«Теперь он уверяет, что меня в глаза никогда не видал, — сообщает он Некрасову, — и вчера присылает ко мне Ратынского с просьбой приехать в пятницу и удостовериться лично, что он не видал меня. Хотя все это не особенно лестно, тем не менее, я решился ехать и в случае нужды даже подтвердить, что мы в первый раз видимся».
Некоторое время после этого инцидента цензура как бы совестилась трогать журнал. Но вскоре после возвращения Некрасова она вырезала из ноябрьской книжки новую часть его поэмы «Кому на Руси жить хорошо» — «Пир на весь мир». «Можете сами представить себе, какое впечатление должен был произвести этот храбрый поступок на умирающего человека, — негодовал Щедрин. — К сожалению, и хлопотать почти бесполезно: все так исполнено ненависти и угрозы, что трудно даже издали подступиться».
Все начало 1877 года прошло в бесконечных цензурных придирках, заставлявших задумываться о том, суждено ли журналу уцелеть после смерти Некрасова. Казалось, он на глазах умирает вместе со своим редактором. «Искалеченным и оскопленным» оказался первый номер, 15 февраля вышел переполох с рассказом «Чужую беду — руками разведу», задержала цензура и мартовскую книжку, добившись исключения двух статей.
Как ни пытался Михаил Евграфович щадить больного, Некрасов чутко угадывал истинное положение вещей, и это удваивало его муки. В письме к Анненкову Салтыков как-то обмолвился: «допеваю, кажется, последние песни. Да и все допевают (курсив мой. — А. Т.)». Употребил ли он это выражение и при Некрасове, или просто они думали об одном, только поэт так и назвал свой новый сборник. Весной 1877 года он показал Салтыкову стихи:
Страшно было слышать его временами не смолкающие стоны, горько видеть, как мучается он, лежа под портретами Белинского, Добролюбова, Чернышевского, мыслями о том, что «бывало, когда грозил неумолимый рок, неверный звук у лиры исторгала» его рука.

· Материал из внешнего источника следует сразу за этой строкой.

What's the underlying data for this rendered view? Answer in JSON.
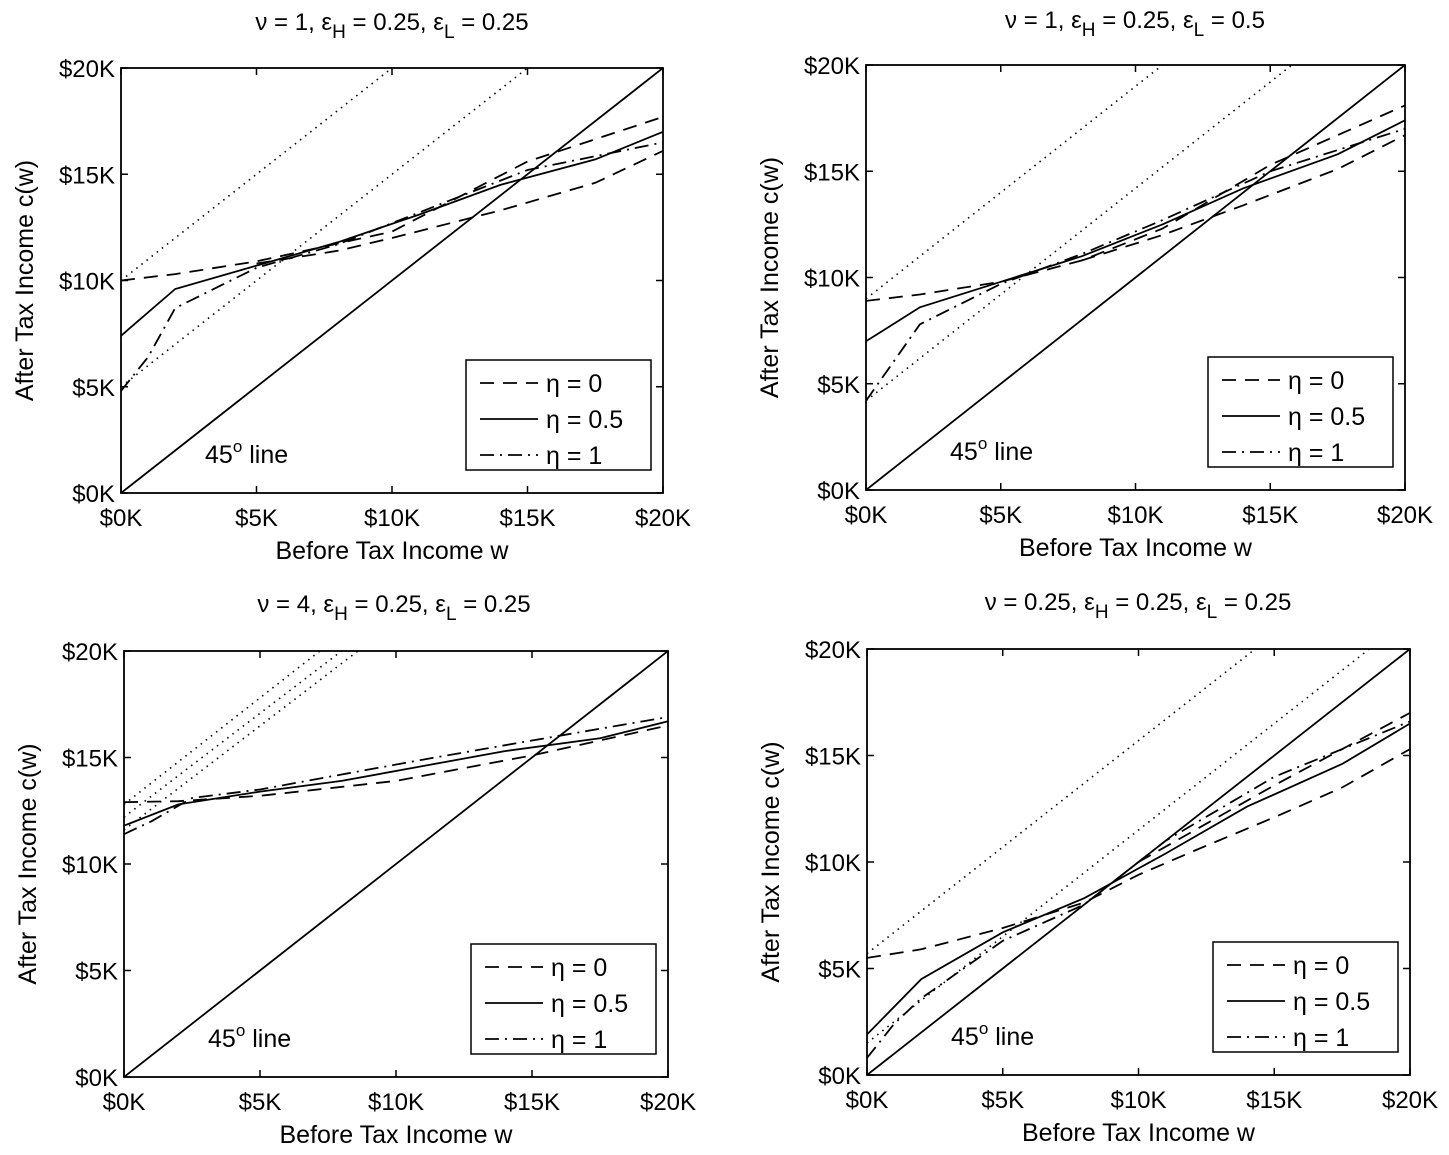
{
  "chart_data": [
    {
      "type": "line",
      "title": "ν = 1, ε_H = 0.25, ε_L = 0.25",
      "title_parts": {
        "nu": "ν = 1,",
        "eps_h": "ε",
        "eps_h_sub": "H",
        "eps_h_val": "= 0.25,",
        "eps_l": "ε",
        "eps_l_sub": "L",
        "eps_l_val": "= 0.25"
      },
      "xlabel": "Before Tax Income w",
      "ylabel": "After Tax Income c(w)",
      "xlim": [
        0,
        20000
      ],
      "ylim": [
        0,
        20000
      ],
      "xticks": [
        "$0K",
        "$5K",
        "$10K",
        "$15K",
        "$20K"
      ],
      "yticks": [
        "$0K",
        "$5K",
        "$10K",
        "$15K",
        "$20K"
      ],
      "annotation": {
        "text": "45",
        "sup": "o",
        "rest": " line"
      },
      "legend_position": "bottom-right",
      "legend": [
        "η = 0",
        "η = 0.5",
        "η = 1"
      ],
      "series": [
        {
          "name": "η = 0",
          "style": "dashed",
          "x": [
            0,
            2000,
            5000,
            10000,
            15000,
            20000
          ],
          "y": [
            10000,
            10300,
            10900,
            12300,
            15600,
            17700
          ]
        },
        {
          "name": "η = 0",
          "style": "dashed",
          "x": [
            5000,
            8000,
            10000,
            14000,
            17500,
            20000
          ],
          "y": [
            10800,
            11400,
            12000,
            13300,
            14600,
            16100
          ]
        },
        {
          "name": "η = 0.5",
          "style": "solid",
          "x": [
            0,
            2000,
            5000,
            8000,
            11000,
            14000,
            17500,
            20000
          ],
          "y": [
            7400,
            9600,
            10700,
            11800,
            13100,
            14500,
            15700,
            17000
          ]
        },
        {
          "name": "η = 1",
          "style": "dashdot",
          "x": [
            0,
            1000,
            2000,
            5000,
            8000,
            11000,
            15000,
            20000
          ],
          "y": [
            4800,
            6400,
            8700,
            10600,
            11700,
            13200,
            15200,
            16500
          ]
        },
        {
          "name": "45° line",
          "style": "solid",
          "x": [
            0,
            20000
          ],
          "y": [
            0,
            20000
          ]
        },
        {
          "name": "",
          "style": "dotted",
          "x": [
            0,
            10000
          ],
          "y": [
            10000,
            20000
          ]
        },
        {
          "name": "",
          "style": "dotted",
          "x": [
            0,
            15000
          ],
          "y": [
            5000,
            20000
          ]
        }
      ]
    },
    {
      "type": "line",
      "title": "ν = 1, ε_H = 0.25, ε_L = 0.5",
      "title_parts": {
        "nu": "ν = 1,",
        "eps_h": "ε",
        "eps_h_sub": "H",
        "eps_h_val": "= 0.25,",
        "eps_l": "ε",
        "eps_l_sub": "L",
        "eps_l_val": "= 0.5"
      },
      "xlabel": "Before Tax Income w",
      "ylabel": "After Tax Income c(w)",
      "xlim": [
        0,
        20000
      ],
      "ylim": [
        0,
        20000
      ],
      "xticks": [
        "$0K",
        "$5K",
        "$10K",
        "$15K",
        "$20K"
      ],
      "yticks": [
        "$0K",
        "$5K",
        "$10K",
        "$15K",
        "$20K"
      ],
      "annotation": {
        "text": "45",
        "sup": "o",
        "rest": " line"
      },
      "legend_position": "bottom-right",
      "legend": [
        "η = 0",
        "η = 0.5",
        "η = 1"
      ],
      "series": [
        {
          "name": "η = 0",
          "style": "dashed",
          "x": [
            0,
            2000,
            5000,
            8000,
            11000,
            15000,
            20000
          ],
          "y": [
            8900,
            9200,
            9800,
            10800,
            12300,
            15300,
            18100
          ]
        },
        {
          "name": "η = 0",
          "style": "dashed",
          "x": [
            8000,
            11000,
            14000,
            17500,
            20000
          ],
          "y": [
            10800,
            12000,
            13400,
            15100,
            16700
          ]
        },
        {
          "name": "η = 0.5",
          "style": "solid",
          "x": [
            0,
            2000,
            5000,
            8000,
            11000,
            14000,
            17500,
            20000
          ],
          "y": [
            7000,
            8600,
            9800,
            11000,
            12500,
            14200,
            15800,
            17400
          ]
        },
        {
          "name": "η = 1",
          "style": "dashdot",
          "x": [
            0,
            1000,
            2000,
            5000,
            8000,
            11000,
            15000,
            20000
          ],
          "y": [
            4200,
            6000,
            7800,
            9700,
            11100,
            12700,
            15000,
            17000
          ]
        },
        {
          "name": "45° line",
          "style": "solid",
          "x": [
            0,
            20000
          ],
          "y": [
            0,
            20000
          ]
        },
        {
          "name": "",
          "style": "dotted",
          "x": [
            0,
            11000
          ],
          "y": [
            9000,
            20000
          ]
        },
        {
          "name": "",
          "style": "dotted",
          "x": [
            0,
            15800
          ],
          "y": [
            4200,
            20000
          ]
        }
      ]
    },
    {
      "type": "line",
      "title": "ν = 4, ε_H = 0.25, ε_L = 0.25",
      "title_parts": {
        "nu": "ν = 4,",
        "eps_h": "ε",
        "eps_h_sub": "H",
        "eps_h_val": "= 0.25,",
        "eps_l": "ε",
        "eps_l_sub": "L",
        "eps_l_val": "= 0.25"
      },
      "xlabel": "Before Tax Income w",
      "ylabel": "After Tax Income c(w)",
      "xlim": [
        0,
        20000
      ],
      "ylim": [
        0,
        20000
      ],
      "xticks": [
        "$0K",
        "$5K",
        "$10K",
        "$15K",
        "$20K"
      ],
      "yticks": [
        "$0K",
        "$5K",
        "$10K",
        "$15K",
        "$20K"
      ],
      "annotation": {
        "text": "45",
        "sup": "o",
        "rest": " line"
      },
      "legend_position": "bottom-right",
      "legend": [
        "η = 0",
        "η = 0.5",
        "η = 1"
      ],
      "series": [
        {
          "name": "η = 0",
          "style": "dashed",
          "x": [
            0,
            2000,
            5000,
            10000,
            15000,
            20000
          ],
          "y": [
            12900,
            12950,
            13200,
            13900,
            15100,
            16500
          ]
        },
        {
          "name": "η = 0.5",
          "style": "solid",
          "x": [
            0,
            2000,
            5000,
            8000,
            11000,
            14000,
            17500,
            20000
          ],
          "y": [
            11800,
            12800,
            13400,
            13900,
            14600,
            15300,
            15900,
            16700
          ]
        },
        {
          "name": "η = 1",
          "style": "dashdot",
          "x": [
            0,
            1000,
            2500,
            5000,
            8000,
            11000,
            15000,
            20000
          ],
          "y": [
            11400,
            12000,
            13100,
            13500,
            14200,
            14900,
            15800,
            16900
          ]
        },
        {
          "name": "45° line",
          "style": "solid",
          "x": [
            0,
            20000
          ],
          "y": [
            0,
            20000
          ]
        },
        {
          "name": "",
          "style": "dotted",
          "x": [
            0,
            7200
          ],
          "y": [
            12800,
            20000
          ]
        },
        {
          "name": "",
          "style": "dotted",
          "x": [
            0,
            8000
          ],
          "y": [
            12200,
            20000
          ]
        },
        {
          "name": "",
          "style": "dotted",
          "x": [
            0,
            8600
          ],
          "y": [
            11600,
            20000
          ]
        }
      ]
    },
    {
      "type": "line",
      "title": "ν = 0.25, ε_H = 0.25, ε_L = 0.25",
      "title_parts": {
        "nu": "ν = 0.25,",
        "eps_h": "ε",
        "eps_h_sub": "H",
        "eps_h_val": "= 0.25,",
        "eps_l": "ε",
        "eps_l_sub": "L",
        "eps_l_val": "= 0.25"
      },
      "xlabel": "Before Tax Income w",
      "ylabel": "After Tax Income c(w)",
      "xlim": [
        0,
        20000
      ],
      "ylim": [
        0,
        20000
      ],
      "xticks": [
        "$0K",
        "$5K",
        "$10K",
        "$15K",
        "$20K"
      ],
      "yticks": [
        "$0K",
        "$5K",
        "$10K",
        "$15K",
        "$20K"
      ],
      "annotation": {
        "text": "45",
        "sup": "o",
        "rest": " line"
      },
      "legend_position": "bottom-right",
      "legend": [
        "η = 0",
        "η = 0.5",
        "η = 1"
      ],
      "series": [
        {
          "name": "η = 0",
          "style": "dashed",
          "x": [
            0,
            2000,
            5000,
            8000,
            10000,
            12000,
            15000,
            17500,
            20000
          ],
          "y": [
            5500,
            5900,
            6900,
            8100,
            9400,
            10500,
            12100,
            13500,
            15300
          ]
        },
        {
          "name": "η = 0",
          "style": "dashed",
          "x": [
            10000,
            15000,
            20000
          ],
          "y": [
            10000,
            13600,
            17000
          ]
        },
        {
          "name": "η = 0.5",
          "style": "solid",
          "x": [
            0,
            2000,
            5000,
            8000,
            11000,
            14000,
            17500,
            20000
          ],
          "y": [
            1900,
            4500,
            6700,
            8300,
            10400,
            12600,
            14600,
            16500
          ]
        },
        {
          "name": "η = 1",
          "style": "dashdot",
          "x": [
            0,
            1000,
            2000,
            5000,
            8000,
            11000,
            15000,
            20000
          ],
          "y": [
            800,
            2400,
            3600,
            6300,
            8000,
            11000,
            14000,
            16600
          ]
        },
        {
          "name": "45° line",
          "style": "solid",
          "x": [
            0,
            20000
          ],
          "y": [
            0,
            20000
          ]
        },
        {
          "name": "",
          "style": "dotted",
          "x": [
            0,
            14300
          ],
          "y": [
            5700,
            20000
          ]
        },
        {
          "name": "",
          "style": "dotted",
          "x": [
            0,
            18500
          ],
          "y": [
            1500,
            20000
          ]
        }
      ]
    }
  ]
}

Человек, проводивший сквозь всевозможные рифы журнальный корабль, поэт, своими стихами утверждавший тысячи людей в желании отдать свои силы народу, он все казнился своими мнимыми и действительными винами.
Что касается Салтыкова, то его мнение о Некрасове было твердо:
«Замечательна жизнь этого человека, но я всегда был и буду склонен думать, что в ней было более хорошего, чем дурного. Ненужного коварства не было».
Чувствуя, что Некрасова терзают воспоминания о прошлом, о людях, с которыми сводила его жизнь и чьи портреты теперь, кажется, «укоризненно смотрят со стен», Михаил Евграфович старался отогнать от больного эти мрачные мысли. «Мне кажется, — упрашивал он А. Н. Пыпина, — что Вы хорошо сделаете, посетивши его. Вы в особенности, как человек “Современника”».
Уставясь на собеседника тоскующими глазами, Некрасов вспоминал то презрительный взгляд Муравьева-Вешателя при подношении ему поздравительных стихов, то злые нападки Антоновича и Жуковского и сбивчиво пытался объяснить свое тогдашнее душевное состояние. Естественную неловкость, которую испытывали слушатели, он принимал за осуждение, потерянно замолкал, а потом снова возвращался к мучительным воспоминаниям.
— Представьте себе: даже перед Стасюлевичем исповедуется, — оскорблялся Михаил Евграфович за великого поэта, в предсмертной тоске искавшего сочувствия то у редактора либерального «Вестника Европы», то даже у Суворина.
Новый, 1878 год «Отечественные записки» встретили уже без Некрасова. 27 декабря он умер. Огромная толпа народа провожала его к могиле. Салтыков то хмуро молчал, то взрывался по мелочам. Досталось даже покойнику, который всю жизнь говорил, что желает лежать на Волковом кладбище, рядом с другими литераторами, но перед смертью распорядился, чтобы его похоронили в Новодевичьем монастыре.
А в памяти вставали потухшие глаза Добролюбова, поразившие Михаила Евграфовича при их последнем свидании, и чей-то рассказ о том, как после похорон Шевченко Некрасов понуро влезал в карету, забыв отряхнуться от крупных хлопьев снега…
— Много еще похорон вы увидите, — мрачно сказал Салтыков Михайловскому на прощанье.